La verdadera opción es el Amor. Quien ha inspirado su existencia con el Amor del Señor y lo ha puesto en práctica, poco importa la forma concreta como lo haya hecho. Quien haya hecho un acto de caridad por el prójimo, puede mirar con confiada serenidad el juicio divino. Aquel que nos juzgará, Aquel que encontraremos en el acto del juicio es Aquel que nos ama personalmente y nos ha mandado amarnos fraternalmente entre nosotros. El hombre que ha amado con el Amor del Señor, no deberá sentir miedo alguno ante la mirada omnisciente del AMOR.
El juicio particular, en fin, debe ser considerado por el cristiano que en este mundo de corrupción y mentira ha sido despreciado, desprestigiado, perseguido y ha sido víctima por cualquier clase de violencia e injusticia. En aquel juicio, el asesino, el corrupto, el traficante de personas y de droga, el violento, el injusto, no podrá triunfar sobre su víctima, y ésta no podrá amargamente sucumbir; el mentiroso será desenmascarado en su secreta corrupción, y la verdad no será más humillada y pisoteada; quien ha oprimido y destruido al hermano, demasiado solo con el rol sofisticado y elegante de la cultura y de la marginación no violenta, aparecerá en su desamor, desnudo de todo mérito. También se dará la victoria y el realce del derecho sobre la injusticia. Aquel día será motivo de esperanza para los que han sido calumniados y desplazados o desheredados. Para todos, el juicio final venidero, debe ser estímulo a considerar la seriedad intrínseca de la vida presente, la única que tenemos y en la que, día tras día, decidimos nuestra situación eterna.
También el juicio final particular, que vendrá y se hará sobre la base del Amor, nos demuestra cuáles valores debemos escoger en este mundo que pasa, y cuáles batallas debemos afrontar, sostener y amar.

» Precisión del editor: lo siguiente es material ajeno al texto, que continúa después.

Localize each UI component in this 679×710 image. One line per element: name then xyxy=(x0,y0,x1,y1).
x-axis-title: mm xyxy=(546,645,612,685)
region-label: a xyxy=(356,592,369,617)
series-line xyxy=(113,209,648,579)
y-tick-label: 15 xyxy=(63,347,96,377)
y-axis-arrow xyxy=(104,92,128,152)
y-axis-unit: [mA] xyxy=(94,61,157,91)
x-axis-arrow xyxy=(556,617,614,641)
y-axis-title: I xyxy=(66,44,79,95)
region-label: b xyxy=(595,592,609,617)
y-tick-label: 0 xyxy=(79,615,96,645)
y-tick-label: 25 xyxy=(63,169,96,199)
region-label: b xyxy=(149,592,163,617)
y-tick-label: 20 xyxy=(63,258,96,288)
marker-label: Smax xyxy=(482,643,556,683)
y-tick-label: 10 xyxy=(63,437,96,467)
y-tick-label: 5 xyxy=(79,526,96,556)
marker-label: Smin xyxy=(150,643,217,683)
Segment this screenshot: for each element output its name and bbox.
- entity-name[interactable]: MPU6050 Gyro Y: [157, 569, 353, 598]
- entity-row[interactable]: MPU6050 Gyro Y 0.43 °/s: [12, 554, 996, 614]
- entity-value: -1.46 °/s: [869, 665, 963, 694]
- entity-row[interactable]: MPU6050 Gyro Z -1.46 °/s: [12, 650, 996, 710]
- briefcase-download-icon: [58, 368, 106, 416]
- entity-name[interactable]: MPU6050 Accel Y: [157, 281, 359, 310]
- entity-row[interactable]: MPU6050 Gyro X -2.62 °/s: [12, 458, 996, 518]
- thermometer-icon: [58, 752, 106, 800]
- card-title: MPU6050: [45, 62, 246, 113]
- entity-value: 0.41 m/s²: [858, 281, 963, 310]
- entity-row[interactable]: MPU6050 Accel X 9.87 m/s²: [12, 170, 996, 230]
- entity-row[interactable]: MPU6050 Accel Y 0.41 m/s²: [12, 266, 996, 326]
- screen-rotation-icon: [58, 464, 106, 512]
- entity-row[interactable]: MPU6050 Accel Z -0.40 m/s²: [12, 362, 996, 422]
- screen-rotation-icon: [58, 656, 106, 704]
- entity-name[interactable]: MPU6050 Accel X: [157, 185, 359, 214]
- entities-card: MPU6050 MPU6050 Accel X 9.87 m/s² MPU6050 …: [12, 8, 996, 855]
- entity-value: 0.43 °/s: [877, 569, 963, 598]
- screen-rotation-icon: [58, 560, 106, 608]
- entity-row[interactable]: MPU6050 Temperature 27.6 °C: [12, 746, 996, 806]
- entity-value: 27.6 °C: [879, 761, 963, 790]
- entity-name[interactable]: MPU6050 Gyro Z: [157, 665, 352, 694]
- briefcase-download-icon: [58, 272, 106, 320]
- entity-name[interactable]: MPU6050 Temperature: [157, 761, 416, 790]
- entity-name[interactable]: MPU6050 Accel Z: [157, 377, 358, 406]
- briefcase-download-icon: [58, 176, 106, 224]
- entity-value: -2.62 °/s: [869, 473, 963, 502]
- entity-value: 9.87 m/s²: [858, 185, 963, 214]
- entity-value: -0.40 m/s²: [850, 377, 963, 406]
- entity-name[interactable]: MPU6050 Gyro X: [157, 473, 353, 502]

Hoy, cuando todo se tiende a concentrar en el propio interés en esta vida y sus problemas y no gusta de hablar de aquello que vendrá después, es necesario hablar más frecuentemente de la vida eterna y de la esperanza. Debemos hablar de la vida eterna, pero de manera justa y según el evangelio, presentando la verdadera naturaleza del mensaje de gloria y gozo y de esperanza. En efecto, la vida eterna es esencialmente el Paraíso, esto es, el estar «con» Cristo en la gloria bienaventurada del Padre celestial (cfr. 1Cor 2,9). Es necesario hablar con mayor frecuencia de la vida eterna y hacerlo con gran sobriedad…
La vida eterna no es la continuación de la vida presente, llena de necesidades físicas y espirituales y de la muerte: Dios secará toda lágrima… (Apc. 21,4). La vida eterna es un misterio, es otra realidad. Todo lo que pensemos de ella son símbolos que expresan de manera analógica una realidad inexpresable: así los símbolos de jardín, banquete de bodas para indicar el Paraíso y el símbolo del fuego para indicar el sufrimiento que causa la pérdida eterna de Dios. Así es aún el «juicio final» para indicar el modo y el momento en que Dios revela a cada hombre en particular el sentido de la propia vida y su destino de salvación o de condenación.
La verdad escatológica no son verdades abstractas, neutras, que pueden ser interesante conocerlas, sino verdades que nos tocan y nos interpelan. Ellas, en efecto, representan nuestro destino último y definitivo futuro: la vida humana no termina con la muerte.
El hombre por tener conciencia de la muerte, ésta se le presenta como un problema. Propiamente hablando, sólo el hombre «muere». Para los demás seres la muerte es un «accidente biológico», mientras para el hombre, más allá de ser un futuro biológico es un futuro espiritual, porque mientras los otros caen en la muerte sin darse cuenta, el hombre «vive» la propia muerte, vive esperando la muerte y con la conciencia de tener que morir. Sólo el hombre vive la angustia de la muerte. Angustia que puede ser eliminada por la escatología, la verdad futura, haciendo soportable y esperanzador este momento de la muerte.